Stati canaglia: chi sono e cosa fanno

Di Rodolfo Casadei
10 Gennaio 2002
In riferimento a eventuali nuovi interventi militari Usa nel contesto della guerra al terrorismo dichiarata dopo i fatti dell’11 settembre, si parla spesso di “stati canaglia” (rogue states), prossimo bersaglio dell’ira americana. Ma che cos’è, nel lessico politico di Washington, uno “Stato canaglia”? Quando è definibile come tale? Ne esiste una lista? Chi la stabilisce?

In riferimento a eventuali nuovi interventi militari Usa nel contesto della guerra al terrorismo dichiarata dopo i fatti dell’11 settembre, si parla spesso di “stati canaglia” (rogue states), prossimo bersaglio dell’ira americana. Ma che cos’è, nel lessico politico di Washington, uno “Stato canaglia”? Quando è definibile come tale? Ne esiste una lista? Chi la stabilisce?

A voler essere precisi, una lista vera e propria degli “Stati canaglia” non esiste. Il primo che ha utilizzato questa espressione è stato, in un articolo apparso su Foreign Affairs nel 1994, il consigliere per la sicurezza nazionale Anthony Lake. La definizione veniva applicata a quelle «nazioni che mostrano un’incapacità cronica a impegnarsi co-struttivamente col mondo esterno», e nell’articolo in questione era riservata a Iran, Irak, Libia, Corea del Nord e Cuba.

L’espressione è stata successivamente utilizzata sia da Bill Clinton che dal suo segretario di Stato Madaleine Allbright.
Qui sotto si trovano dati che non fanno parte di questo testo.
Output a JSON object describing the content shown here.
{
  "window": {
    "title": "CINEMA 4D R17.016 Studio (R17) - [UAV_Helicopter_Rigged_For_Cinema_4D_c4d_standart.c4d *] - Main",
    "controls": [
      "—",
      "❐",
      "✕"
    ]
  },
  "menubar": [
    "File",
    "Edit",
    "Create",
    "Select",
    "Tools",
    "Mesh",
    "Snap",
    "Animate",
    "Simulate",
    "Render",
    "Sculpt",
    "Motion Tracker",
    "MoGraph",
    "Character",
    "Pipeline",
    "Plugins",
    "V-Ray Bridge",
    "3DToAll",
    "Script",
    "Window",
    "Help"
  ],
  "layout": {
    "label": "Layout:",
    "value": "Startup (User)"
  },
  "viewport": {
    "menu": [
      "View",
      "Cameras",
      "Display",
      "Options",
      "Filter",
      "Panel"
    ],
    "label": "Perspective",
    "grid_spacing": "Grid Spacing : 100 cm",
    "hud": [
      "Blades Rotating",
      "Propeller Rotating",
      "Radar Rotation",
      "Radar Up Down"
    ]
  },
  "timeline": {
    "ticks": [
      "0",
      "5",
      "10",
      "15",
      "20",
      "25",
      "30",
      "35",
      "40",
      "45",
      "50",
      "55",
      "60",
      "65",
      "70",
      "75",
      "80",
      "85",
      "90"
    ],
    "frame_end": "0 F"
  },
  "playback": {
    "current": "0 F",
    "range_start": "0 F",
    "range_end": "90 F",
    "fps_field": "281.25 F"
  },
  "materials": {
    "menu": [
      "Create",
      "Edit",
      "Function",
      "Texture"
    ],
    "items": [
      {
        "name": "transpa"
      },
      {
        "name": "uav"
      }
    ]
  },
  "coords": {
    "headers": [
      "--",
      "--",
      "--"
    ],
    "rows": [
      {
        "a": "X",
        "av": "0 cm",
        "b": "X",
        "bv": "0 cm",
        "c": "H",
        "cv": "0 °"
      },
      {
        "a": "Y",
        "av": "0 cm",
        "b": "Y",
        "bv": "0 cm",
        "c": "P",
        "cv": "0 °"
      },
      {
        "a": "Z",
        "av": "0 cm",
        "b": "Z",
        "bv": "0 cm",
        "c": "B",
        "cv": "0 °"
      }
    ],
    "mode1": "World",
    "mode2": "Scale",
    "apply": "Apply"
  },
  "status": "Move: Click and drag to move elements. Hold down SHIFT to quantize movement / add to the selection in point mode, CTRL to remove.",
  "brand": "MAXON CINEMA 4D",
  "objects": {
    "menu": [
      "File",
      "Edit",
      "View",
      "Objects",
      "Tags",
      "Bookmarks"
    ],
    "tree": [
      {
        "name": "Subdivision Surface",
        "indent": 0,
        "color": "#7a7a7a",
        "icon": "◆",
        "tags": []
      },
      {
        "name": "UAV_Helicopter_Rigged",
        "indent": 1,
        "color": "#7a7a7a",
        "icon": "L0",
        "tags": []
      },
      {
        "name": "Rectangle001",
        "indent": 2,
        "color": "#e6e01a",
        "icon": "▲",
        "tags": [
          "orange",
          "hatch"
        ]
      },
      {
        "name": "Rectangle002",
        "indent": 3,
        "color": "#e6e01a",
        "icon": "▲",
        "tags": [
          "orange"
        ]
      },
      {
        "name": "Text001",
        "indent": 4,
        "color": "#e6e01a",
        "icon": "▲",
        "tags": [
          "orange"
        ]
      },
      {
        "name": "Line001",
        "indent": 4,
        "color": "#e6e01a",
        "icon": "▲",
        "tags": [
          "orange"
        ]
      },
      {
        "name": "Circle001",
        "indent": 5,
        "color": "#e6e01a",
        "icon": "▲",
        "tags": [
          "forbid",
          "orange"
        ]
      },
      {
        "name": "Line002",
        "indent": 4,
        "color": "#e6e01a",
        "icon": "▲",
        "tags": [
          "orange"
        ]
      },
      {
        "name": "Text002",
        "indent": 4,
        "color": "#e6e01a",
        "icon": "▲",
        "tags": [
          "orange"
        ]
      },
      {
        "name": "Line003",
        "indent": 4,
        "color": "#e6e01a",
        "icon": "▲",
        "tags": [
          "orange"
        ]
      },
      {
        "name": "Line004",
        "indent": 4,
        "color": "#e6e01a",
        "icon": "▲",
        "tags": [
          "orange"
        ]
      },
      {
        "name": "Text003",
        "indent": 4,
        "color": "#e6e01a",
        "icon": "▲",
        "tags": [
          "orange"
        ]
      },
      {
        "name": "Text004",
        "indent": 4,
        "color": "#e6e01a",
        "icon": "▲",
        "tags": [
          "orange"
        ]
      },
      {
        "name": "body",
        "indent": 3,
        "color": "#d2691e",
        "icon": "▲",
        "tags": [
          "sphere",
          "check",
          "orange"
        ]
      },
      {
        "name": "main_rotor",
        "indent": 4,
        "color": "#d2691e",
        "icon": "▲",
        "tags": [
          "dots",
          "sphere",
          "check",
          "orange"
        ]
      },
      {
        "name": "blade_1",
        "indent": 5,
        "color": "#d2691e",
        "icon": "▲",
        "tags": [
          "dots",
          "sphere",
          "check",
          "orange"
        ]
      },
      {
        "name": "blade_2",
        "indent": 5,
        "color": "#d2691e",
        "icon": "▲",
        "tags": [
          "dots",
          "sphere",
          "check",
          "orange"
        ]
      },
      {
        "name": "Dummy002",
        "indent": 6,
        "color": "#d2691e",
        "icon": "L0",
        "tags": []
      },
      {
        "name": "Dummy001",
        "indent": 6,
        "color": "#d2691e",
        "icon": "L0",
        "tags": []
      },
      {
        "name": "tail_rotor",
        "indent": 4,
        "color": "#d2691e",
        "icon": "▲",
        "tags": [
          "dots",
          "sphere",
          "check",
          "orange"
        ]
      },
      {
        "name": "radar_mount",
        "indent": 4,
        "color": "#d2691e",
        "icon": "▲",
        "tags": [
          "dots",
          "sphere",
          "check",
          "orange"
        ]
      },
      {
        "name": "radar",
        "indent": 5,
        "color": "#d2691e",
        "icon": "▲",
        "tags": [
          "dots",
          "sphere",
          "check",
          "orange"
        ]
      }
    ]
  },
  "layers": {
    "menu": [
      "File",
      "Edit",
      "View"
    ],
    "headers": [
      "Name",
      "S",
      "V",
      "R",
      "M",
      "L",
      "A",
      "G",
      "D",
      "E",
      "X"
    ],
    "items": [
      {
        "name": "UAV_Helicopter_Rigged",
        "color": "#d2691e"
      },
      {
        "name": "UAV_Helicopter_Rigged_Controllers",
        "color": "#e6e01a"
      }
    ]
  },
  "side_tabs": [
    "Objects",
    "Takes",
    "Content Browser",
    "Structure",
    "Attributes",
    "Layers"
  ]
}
Ma non ha mai dato luogo alla creazione di un elenco formale.

Le caratteristiche che fanno di uno stato uno “Stato canaglia” sono co-munque quattro: tentativi di produrre armi di distruzione di massa; sostegno al terrorismo; trattamento biasimevole dei propri cittadini; propaganda ostile nei confronti degli Stati Uniti (cfr. Meghan L. O’Sullivan, “Les dilemmes de la politique américaine vis-à-vis des Rogue States”, in Politique Etrangère, primavera 2000).

Esiste però da alcuni anni una lista ufficiale degli stati che sostengono il terrorismo resa nota annualmente dal Dipartimento di Stato Usa attraverso la pubblicazione del rapporto Patterns of Global Terrorism.

Nell’ultima edizione, che risale all’aprile scorso, comparivano i nomi di sette paesi, ma non quello dell’Afghanistan. Un’altra lista importante è quella degli stati sospettati di produrre o progettare di produrre armi batteriologiche in violazione della convenzione internazionale del 1972.

L’ultimo aggiornamento è del novembre scorso, diffuso in occasione della quinta conferenza delle Nazioni Unite relativa alla suddetta convenzione. I nomi sulle due liste coincidono quasi totalmente.